Yim Myeong Suk, Kim Yun Heung, Bark Hyeon Sang, Oh Seung Jae, Maeng Inhee, Shim Jin-Kyoung, Chang Jong Hee, Kang Seok-Gu, Yoo Byeong Cheol, Kwon Jae Gwang, Byun Jungsup, Yeo Woon-Ha, Jung Seung-Hwan, Ryu Han-Cheol, Kim Se Hoon, Choi Hyun Ju, Ji Young Bin
Gimhae Biomedical Center, Gimhae Biomedical Industry Promotion Agency (GBIA), Gimhae, 05969, Republic of Korea.
DX Business Division, Deepnoid.Inc, Seoul, 08376, Republic of Korea.
Heliyon. 2024 Nov 15;10(22):e40452. doi: 10.1016/j.heliyon.2024.e40452. eCollection 2024 Nov 30.

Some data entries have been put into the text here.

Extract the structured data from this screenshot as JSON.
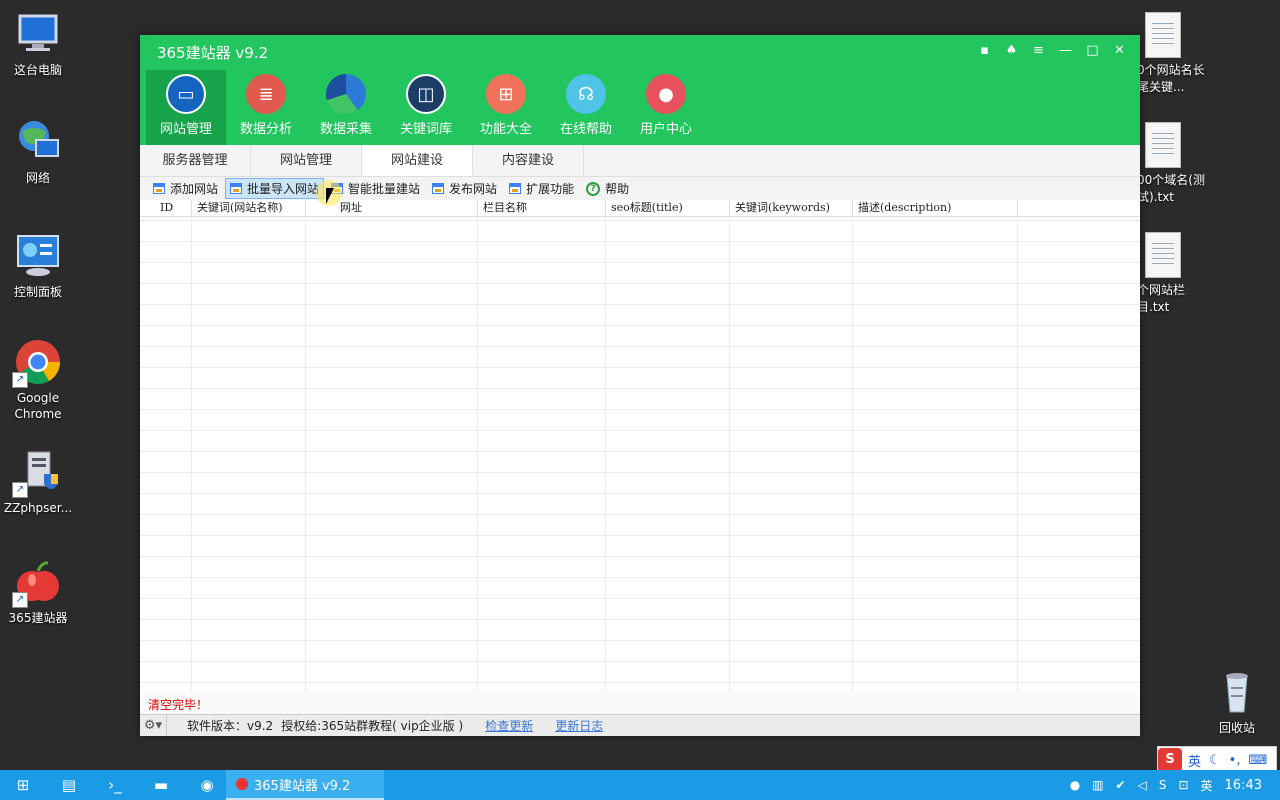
{
  "desktop": {
    "icons": [
      {
        "label": "这台电脑"
      },
      {
        "label": "网络"
      },
      {
        "label": "控制面板"
      },
      {
        "label": "Google Chrome"
      },
      {
        "label": "ZZphpser..."
      },
      {
        "label": "365建站器"
      }
    ],
    "files": [
      {
        "label": "0个网站名长尾关键..."
      },
      {
        "label": "00个域名(测试).txt"
      },
      {
        "label": "个网站栏目.txt"
      }
    ],
    "recycle_bin": "回收站"
  },
  "app": {
    "title": "365建站器 v9.2",
    "nav": [
      {
        "label": "网站管理"
      },
      {
        "label": "数据分析"
      },
      {
        "label": "数据采集"
      },
      {
        "label": "关键词库"
      },
      {
        "label": "功能大全"
      },
      {
        "label": "在线帮助"
      },
      {
        "label": "用户中心"
      }
    ],
    "tabs": [
      "服务器管理",
      "网站管理",
      "网站建设",
      "内容建设"
    ],
    "active_tab": "网站建设",
    "toolbar": [
      {
        "label": "添加网站"
      },
      {
        "label": "批量导入网站"
      },
      {
        "label": "智能批量建站"
      },
      {
        "label": "发布网站"
      },
      {
        "label": "扩展功能"
      },
      {
        "label": "帮助"
      }
    ],
    "grid": {
      "columns": [
        "ID",
        "关键词(网站名称)",
        "网址",
        "栏目名称",
        "seo标题(title)",
        "关键词(keywords)",
        "描述(description)"
      ],
      "rows": []
    },
    "status_message": "清空完毕！",
    "statusbar": {
      "version": "软件版本：v9.2",
      "license": "授权给:365站群教程( vip企业版 )",
      "check_update": "检查更新",
      "changelog": "更新日志"
    }
  },
  "taskbar": {
    "app_label": "365建站器 v9.2",
    "ime_lang": "英",
    "tray_lang": "英",
    "clock": "16:43"
  },
  "colors": {
    "titlebar_green": "#22c55e",
    "taskbar_blue": "#1b9be5",
    "status_red": "#dd0000"
  }
}
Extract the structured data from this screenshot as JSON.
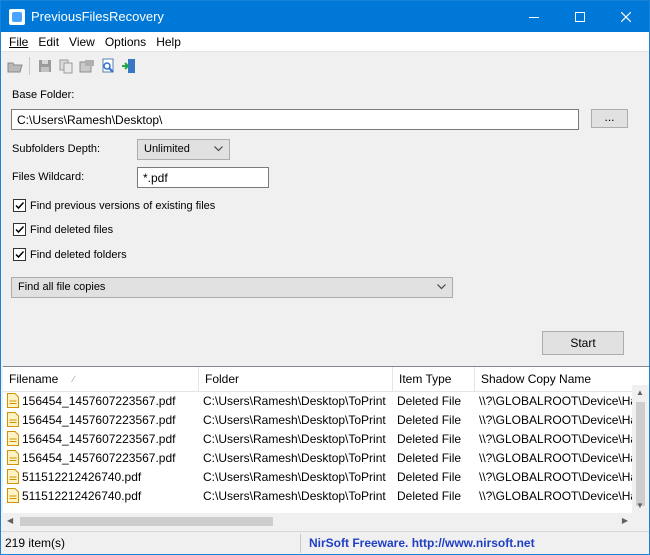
{
  "window": {
    "title": "PreviousFilesRecovery"
  },
  "menu": [
    "File",
    "Edit",
    "View",
    "Options",
    "Help"
  ],
  "toolbar": {
    "icons": [
      "open-icon",
      "save-icon",
      "copy-icon",
      "properties-icon",
      "find-icon",
      "exit-icon"
    ]
  },
  "form": {
    "base_folder_label": "Base Folder:",
    "base_folder_value": "C:\\Users\\Ramesh\\Desktop\\",
    "browse_label": "...",
    "subfolders_depth_label": "Subfolders Depth:",
    "subfolders_depth_value": "Unlimited",
    "files_wildcard_label": "Files Wildcard:",
    "files_wildcard_value": "*.pdf",
    "checks": [
      {
        "label": "Find previous versions of existing files",
        "checked": true
      },
      {
        "label": "Find deleted files",
        "checked": true
      },
      {
        "label": "Find deleted folders",
        "checked": true
      }
    ],
    "copies_mode_value": "Find all file copies",
    "start_label": "Start"
  },
  "table": {
    "columns": [
      "Filename",
      "Folder",
      "Item Type",
      "Shadow Copy Name"
    ],
    "rows": [
      [
        "156454_1457607223567.pdf",
        "C:\\Users\\Ramesh\\Desktop\\ToPrint",
        "Deleted File",
        "\\\\?\\GLOBALROOT\\Device\\Ha"
      ],
      [
        "156454_1457607223567.pdf",
        "C:\\Users\\Ramesh\\Desktop\\ToPrint",
        "Deleted File",
        "\\\\?\\GLOBALROOT\\Device\\Ha"
      ],
      [
        "156454_1457607223567.pdf",
        "C:\\Users\\Ramesh\\Desktop\\ToPrint",
        "Deleted File",
        "\\\\?\\GLOBALROOT\\Device\\Ha"
      ],
      [
        "156454_1457607223567.pdf",
        "C:\\Users\\Ramesh\\Desktop\\ToPrint",
        "Deleted File",
        "\\\\?\\GLOBALROOT\\Device\\Ha"
      ],
      [
        "511512212426740.pdf",
        "C:\\Users\\Ramesh\\Desktop\\ToPrint",
        "Deleted File",
        "\\\\?\\GLOBALROOT\\Device\\Ha"
      ],
      [
        "511512212426740.pdf",
        "C:\\Users\\Ramesh\\Desktop\\ToPrint",
        "Deleted File",
        "\\\\?\\GLOBALROOT\\Device\\Ha"
      ]
    ]
  },
  "status": {
    "count": "219 item(s)",
    "credit": "NirSoft Freeware.  http://www.nirsoft.net"
  },
  "colors": {
    "titlebar": "#0078d7",
    "credit_link": "#1f3fc4",
    "file_icon": "#e8a200"
  }
}
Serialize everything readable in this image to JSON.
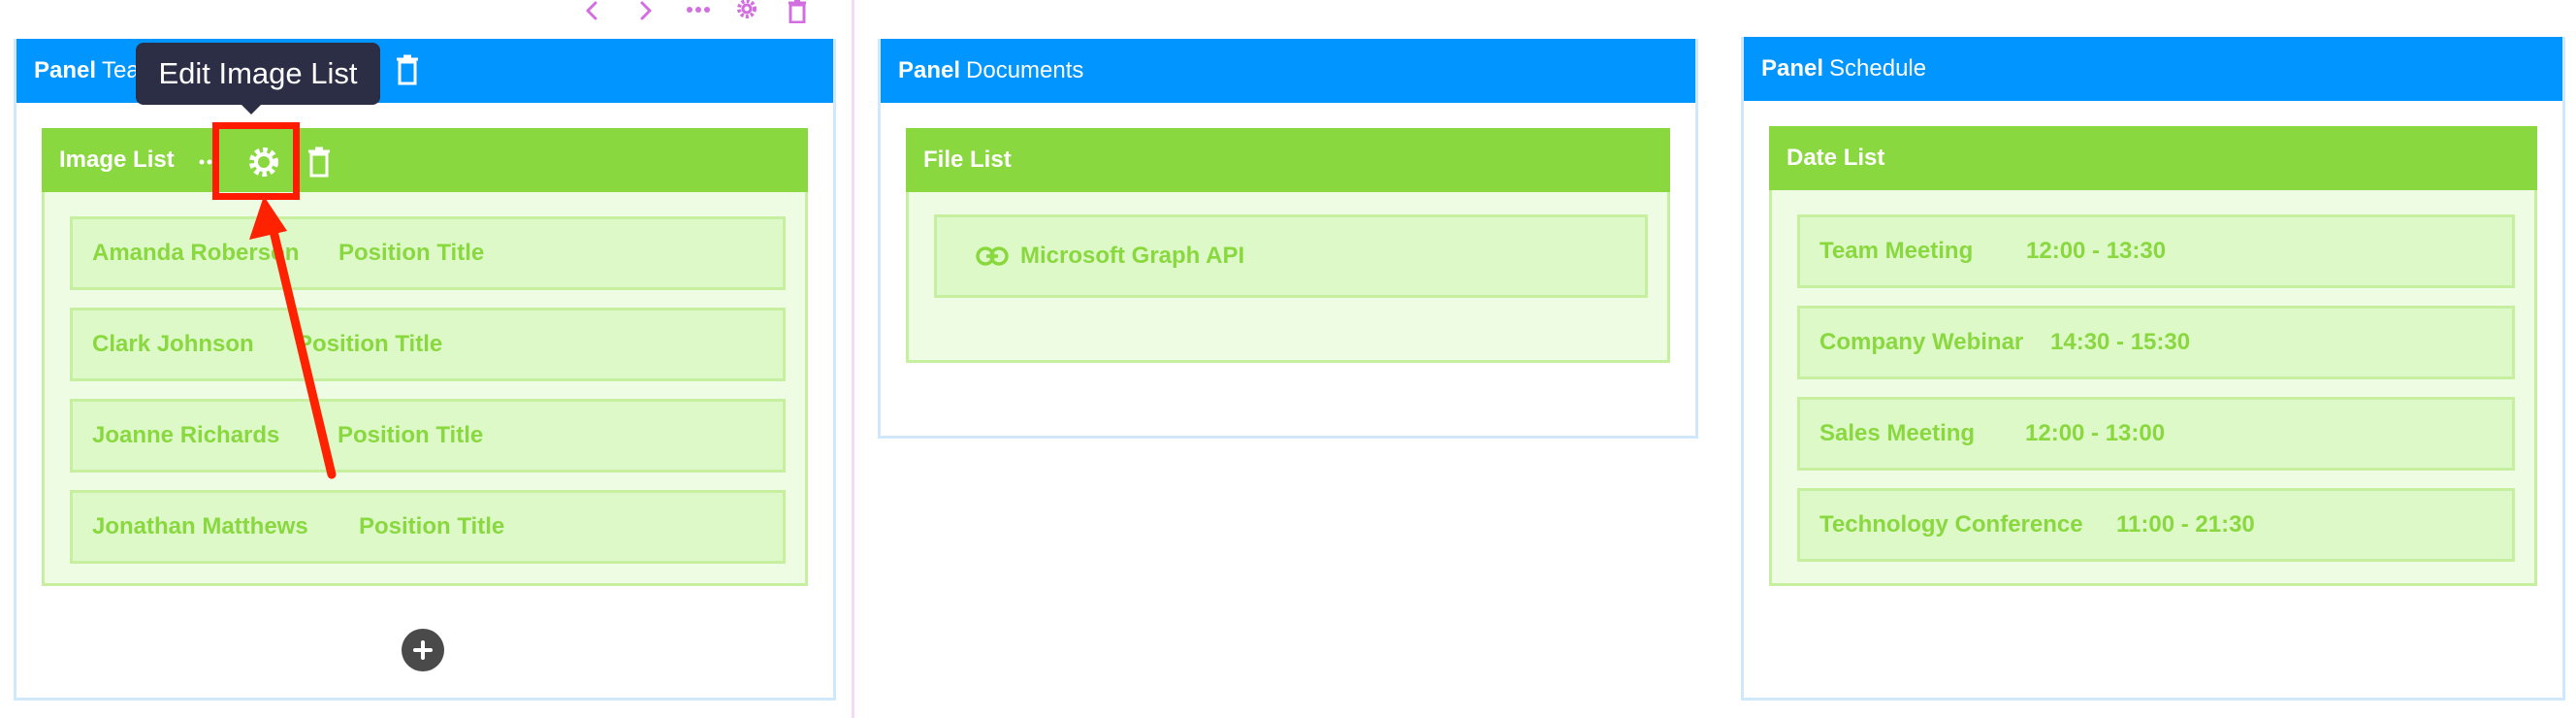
{
  "section_toolbar": {
    "icons": [
      "chevron-left-icon",
      "chevron-right-icon",
      "more-icon",
      "gear-icon",
      "trash-icon"
    ],
    "color": "#d36ee0"
  },
  "colors": {
    "panel_header": "#0095ff",
    "widget_header": "#8ad83f",
    "item_text": "#8ad83f",
    "tooltip_bg": "#2b2e45",
    "highlight": "#ff1a00",
    "arrow": "#ff2200"
  },
  "tooltip": {
    "text": "Edit Image List"
  },
  "panels": [
    {
      "prefix": "Panel",
      "title": "Tea",
      "widget": {
        "title": "Image List",
        "items": [
          {
            "name": "Amanda Roberson",
            "detail": "Position Title"
          },
          {
            "name": "Clark Johnson",
            "detail": "Position Title"
          },
          {
            "name": "Joanne Richards",
            "detail": "Position Title"
          },
          {
            "name": "Jonathan Matthews",
            "detail": "Position Title"
          }
        ]
      }
    },
    {
      "prefix": "Panel",
      "title": "Documents",
      "widget": {
        "title": "File List",
        "items": [
          {
            "name": "Microsoft Graph API",
            "icon": "link-icon"
          }
        ]
      }
    },
    {
      "prefix": "Panel",
      "title": "Schedule",
      "widget": {
        "title": "Date List",
        "items": [
          {
            "name": "Team Meeting",
            "detail": "12:00 - 13:30"
          },
          {
            "name": "Company Webinar",
            "detail": "14:30 - 15:30"
          },
          {
            "name": "Sales Meeting",
            "detail": "12:00 - 13:00"
          },
          {
            "name": "Technology Conference",
            "detail": "11:00 - 21:30"
          }
        ]
      }
    }
  ]
}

We used deep learning methods to develop an AI model capable of autonomously delineating cancerous regions in digital pathology images (H&E-stained images). By using a transgenic brain tumor model derived from the TS13-64 brain tumor cell line, we digitized a total of 187 H&E-stained images and annotated the cancerous regions in these images to compile a dataset. A deep learning approach was executed through DEEP:PHI, which abstracts Python coding complexities, thereby simplifying the execution of AI training protocols for users. By employing the Image Crop with Mask technique and patch generation method, we not only maintained an appropriate data class balance but also overcame the challenge of limited computing resources. This approach enabled us to successfully develop an AI training model that autonomously segments cancerous areas. This AI model enables the provision of guiding images for determining cancerous areas with minimal assistance from neuropathologists. In addition, the high-quality, large dataset curated for training using the proposed approach contributes to the development of novel terahertz imaging-based AI cancer diagnosis technologies and accelerates technological advancements.
我们使用深度学习方法开发了一个人工智能模型,该模型能够在数字病理学图像(苏木精-伊红染色图像)中自动勾勒出癌区。通过使用源自TS13-64脑肿瘤细胞系的转基因脑肿瘤模型,我们总共将187张苏木精-伊红染色图像数字化,并对这些图像中的癌区进行注释以编制一个数据集。通过DEEP:PHI执行深度学习方法,该方法抽象出Python编码复杂性,从而为用户简化人工智能训练协议的执行。通过采用带掩码的图像裁剪技术和补丁生成方法,我们不仅保持了适当的数据类平衡,还克服了计算资源有限的挑战。这种方法使我们能够成功开发一个自动分割癌区的人工智能训练模型。这个人工智能模型能够在神经病理学家的最少协助下提供用于确定癌区的引导图像。此外,使用所提出的方法精心策划的高质量、大数据集有助于基于太赫兹成像的新型人工智能癌症诊断技术的开发,并加速技术进步。